Секретный дьяк, или Язык для потерпевших кораблекрушение | страница 32



— Страсти какие! — испуганно перекрестилась вдова, с жалостью разглядывая Ивана. Она понимала причину его бледности, но не шла навстречу, хотела по доброте преподать Ивану урок. — Ох, да с чем думный дьяк пожаловали? С какой новостью? — Крикнула громко: — Нюшка! Неси померанцевую!.. И анисовую неси!..

Объяснила, понизив стыдливо голос, будто секрет:

— Кузьма Петрович любит анисовую.

Хотела добавить — как государь, но забоялась.

— И индюшку неси!.. Индюшку взгрей!.. — крикнула. — И неси паштеты, грибки, яблоки моченые!.. Нюшка!.. — Укорила Ивана: — Это ты путаешь девку. Она смеется невпопад и в голове одни глупости… — И заговорила, заговорила, руки прижимая к грудям, ясно, без всяких обиняков показывая, что в их разговоре главное: — Вот земли, говоришь, расширять. Да разве мало у нас земель? И в ту сторону лежат, и в эту, и в другую! К соседям под Москву съездить, и то, подумай, сколько дён надо! Мыслимо ли иметь такую страну?

— Нельзя не расширять, — уже увереннее возразил Иван. У него даже плечи слегка расправились. — Страна живет, пока расширяется.
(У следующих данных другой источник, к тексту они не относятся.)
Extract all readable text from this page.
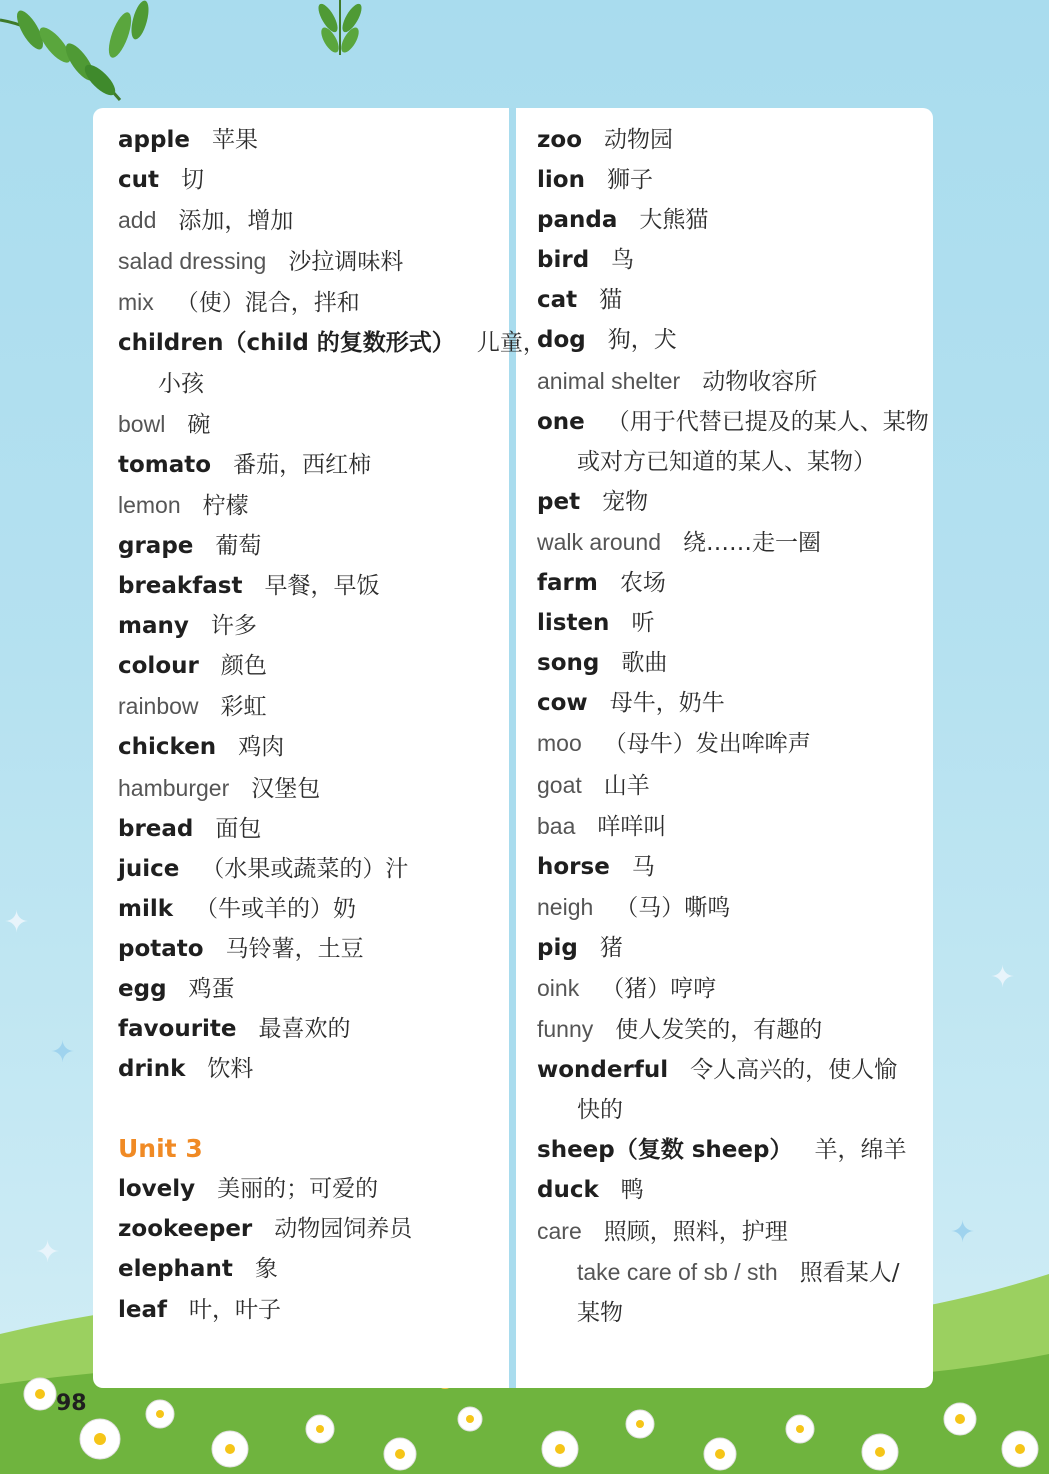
✦
✦
✦
✦
✦
apple 苹果
cut 切
add 添加，增加
salad dressing 沙拉调味料
mix （使）混合，拌和
children（child 的复数形式） 儿童，
小孩
bowl 碗
tomato 番茄，西红柿
lemon 柠檬
grape 葡萄
breakfast 早餐，早饭
many 许多
colour 颜色
rainbow 彩虹
chicken 鸡肉
hamburger 汉堡包
bread 面包
juice （水果或蔬菜的）汁
milk （牛或羊的）奶
potato 马铃薯，土豆
egg 鸡蛋
favourite 最喜欢的
drink 饮料
Unit 3
lovely 美丽的；可爱的
zookeeper 动物园饲养员
elephant 象
leaf 叶，叶子
zoo 动物园
lion 狮子
panda 大熊猫
bird 鸟
cat 猫
dog 狗，犬
animal shelter 动物收容所
one （用于代替已提及的某人、某物
或对方已知道的某人、某物）
pet 宠物
walk around 绕……走一圈
farm 农场
listen 听
song 歌曲
cow 母牛，奶牛
moo （母牛）发出哞哞声
goat 山羊
baa 咩咩叫
horse 马
neigh （马）嘶鸣
pig 猪
oink （猪）哼哼
funny 使人发笑的，有趣的
wonderful 令人高兴的，使人愉
快的
sheep（复数 sheep） 羊，绵羊
duck 鸭
care 照顾，照料，护理
take care of sb / sth 照看某人/
某物
98
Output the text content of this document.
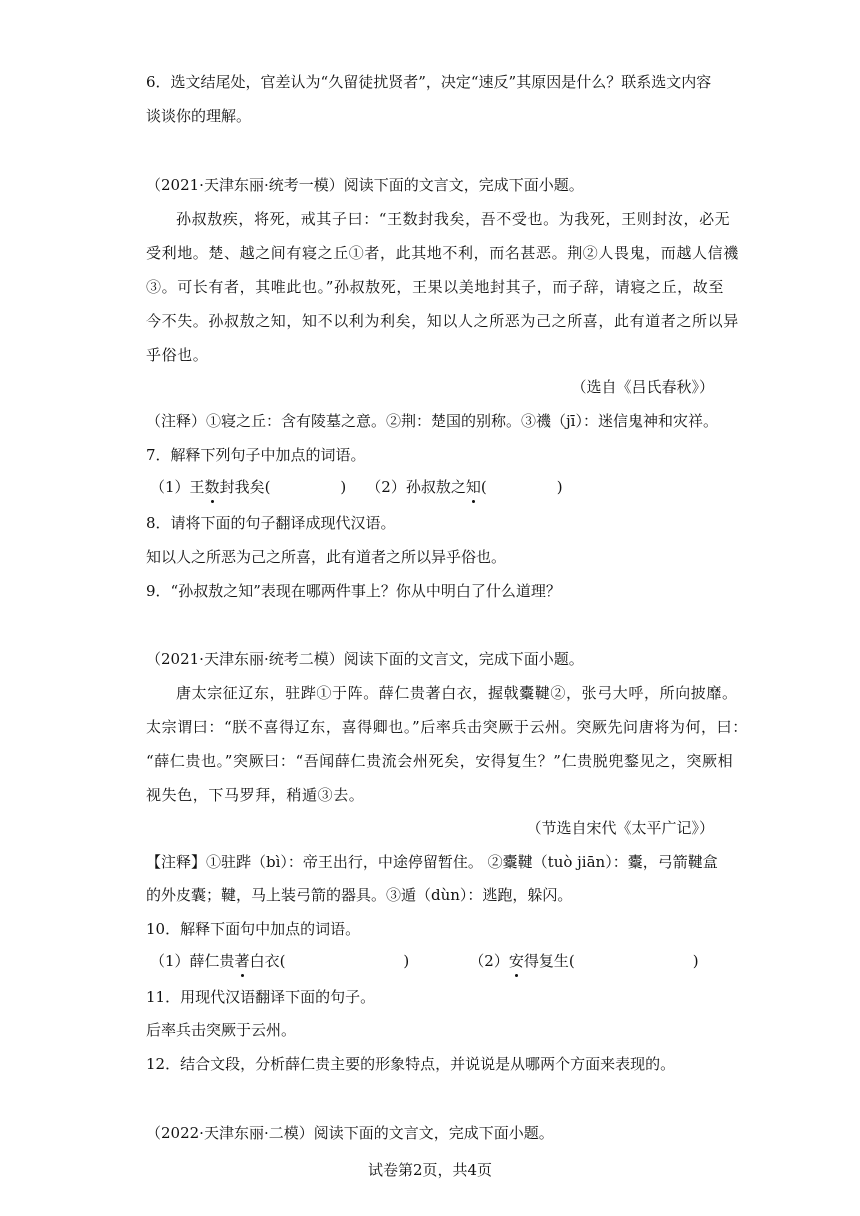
6．选文结尾处，官差认为“久留徒扰贤者”，决定“速反”其原因是什么？联系选文内容
谈谈你的理解。
（2021·天津东丽·统考一模）阅读下面的文言文，完成下面小题。
孙叔敖疾，将死，戒其子曰：“王数封我矣，吾不受也。为我死，王则封汝，必无
受利地。楚、越之间有寝之丘①者，此其地不利，而名甚恶。荆②人畏鬼，而越人信禨
③。可长有者，其唯此也。”孙叔敖死，王果以美地封其子，而子辞，请寝之丘，故至
今不失。孙叔敖之知，知不以利为利矣，知以人之所恶为己之所喜，此有道者之所以异
乎俗也。
（选自《吕氏春秋》）
（注释）①寝之丘：含有陵墓之意。②荆：楚国的别称。③禨（jī）：迷信鬼神和灾祥。
7．解释下列句子中加点的词语。
（1）王数封我矣(	) （2）孙叔敖之知(	)
8．请将下面的句子翻译成现代汉语。
知以人之所恶为己之所喜，此有道者之所以异乎俗也。
9．“孙叔敖之知”表现在哪两件事上？你从中明白了什么道理？
（2021·天津东丽·统考二模）阅读下面的文言文，完成下面小题。
唐太宗征辽东，驻跸①于阵。薛仁贵著白衣，握戟櫜鞬②，张弓大呼，所向披靡。
太宗谓曰：“朕不喜得辽东，喜得卿也。”后率兵击突厥于云州。突厥先问唐将为何，曰：
“薛仁贵也。”突厥曰：“吾闻薛仁贵流会州死矣，安得复生？”仁贵脱兜鍪见之，突厥相
视失色，下马罗拜，稍遁③去。
（节选自宋代《太平广记》）
【注释】①驻跸（bì）：帝王出行，中途停留暂住。 ②櫜鞬（tuò jiān）：櫜，弓箭鞬盒
的外皮囊；鞬，马上装弓箭的器具。③遁（dùn）：逃跑，躲闪。
10．解释下面句中加点的词语。
（1）薛仁贵著白衣(	)	（2）安得复生(	)
11．用现代汉语翻译下面的句子。
后率兵击突厥于云州。
12．结合文段，分析薛仁贵主要的形象特点，并说说是从哪两个方面来表现的。
（2022·天津东丽·二模）阅读下面的文言文，完成下面小题。
试卷第2页，共4页
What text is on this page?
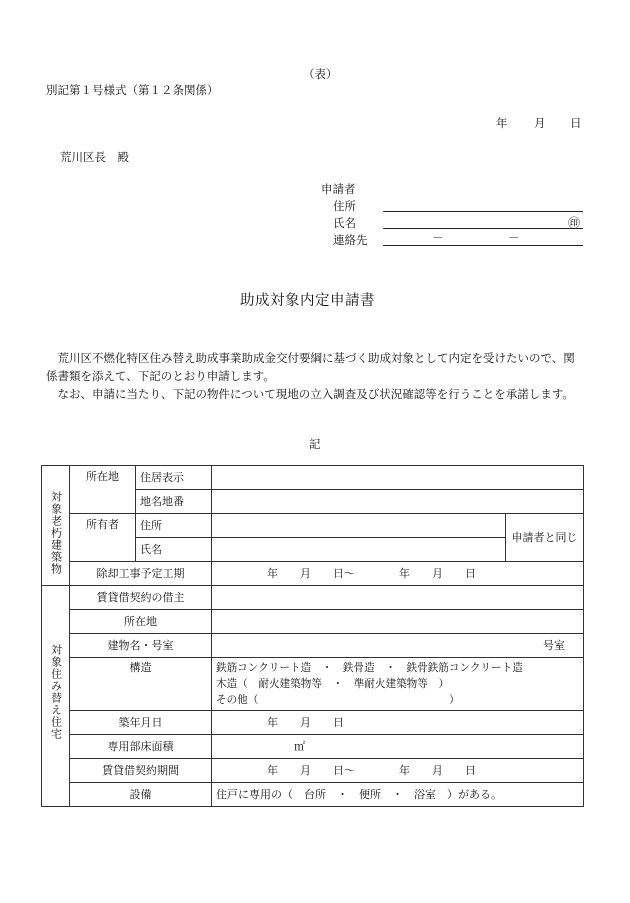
（表）
別記第１号様式（第１２条関係）
年 月 日
荒川区長　殿
申請者
住所
氏名	㊞
連絡先	－	－
助成対象内定申請書
　荒川区不燃化特区住み替え助成事業助成金交付要綱に基づく助成対象として内定を受けたいので、関係書類を添えて、下記のとおり申請します。
　なお、申請に当たり、下記の物件について現地の立入調査及び状況確認等を行うことを承諾します。
記
対象老朽建築物	所在地	住居表示		
		地名地番		
	所有者	住所		申請者と同じ
		氏名		
	除却工事予定工期		年　　月　　日～　　　　年　　月　　日	
対象住み替え住宅	賃貸借契約の借主			
	所在地			
	建物名・号室		号室	
	構造		鉄筋コンクリート造　・　鉄骨造　・　鉄骨鉄筋コンクリート造
木造（　耐火建築物等　・　準耐火建築物等　）
その他（　　　　　　　　　　　　　　　　　　）	

	築年月日		年　　月　　日	
	専用部床面積		㎡	
	賃貸借契約期間		年　　月　　日～　　　　年　　月　　日	
	設備		住戸に専用の（　台所　・　便所　・　浴室　）がある。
Посмотрите, сколько указов издано государем в последние годы, и все о Сибири! О прииске новых землиц, о серебряных рудах, о не продаже крепкого винца в ведрах… — Спохватился. — Да и души живые!.. Вы же сами подумайте, матушка Елизавета Петровна, кому-то надо эти души спасать! Ведь пока не было в Сибири веры христианской, никто на всей той огромной земле от сотворения мира не слыхивал гласа псаломского.

Теперь, когда девка Нюшка, глупо хихикая в ладошку, выставила на стол и анисовку и померанцевую, Ивана внезапно пробило потом. От слабости, от собственного ничтожества, конечно. Незаметно перекрестился и сказал сам себе — все! Сейчас сниму ужасную тяжесть с сердца, и все! Ни глотка больше! Никогда! Не надо мне больше ничего такого. Никаких этих наливок не надо, никакого винца. Только один глоток. Сейчас. Для общего здоровья… Но, конечно, большой глоток, на всякий случай поправил он себя. Единый не сокрушит.

У него даже во рту пересохло. Больше никогда в жизни ни в один кабак ни ногой! Вообще ни в один! — твердо решил. Ни по каким праздникам! Сейчас сделаю один глоток и — все! Отныне буду жить тихо, мирно, ни в чем не обманывая добрую вдову. Это ж как хорошо тихо жить! — обрадовался он. Зима, к примеру. Снег упадет. Холод такой, что птички мерзнут на лету, разбиваются о дорогу, как стеклянные, а в деревянном дому соломенной вдовы Елизаветы Петровны тепло, печи истоплены. При огне можно неспешно беседовать с доброй вдовой. О неукротимом маиоре Саплине, потерявшемся в ужасной Сибири, о разных чудных вещах, о знамениях божьих, о звездах с хвостами. А можно вслух читать книгу «Хронограф». Вдова любит, когда ей читают вслух. Добрая вдова живо представляет себе далекое. Ей читаешь, а она все как будто перед собой видит. Будто прямо перед нею открываются пространства… Вот пробивается сквозь снега маиор верхом на олене, как на рогатом коне, и стрелы дикующих густо летят… О чем бы ни читал Иван, добрая вдова все приводила к неукротимому маиору.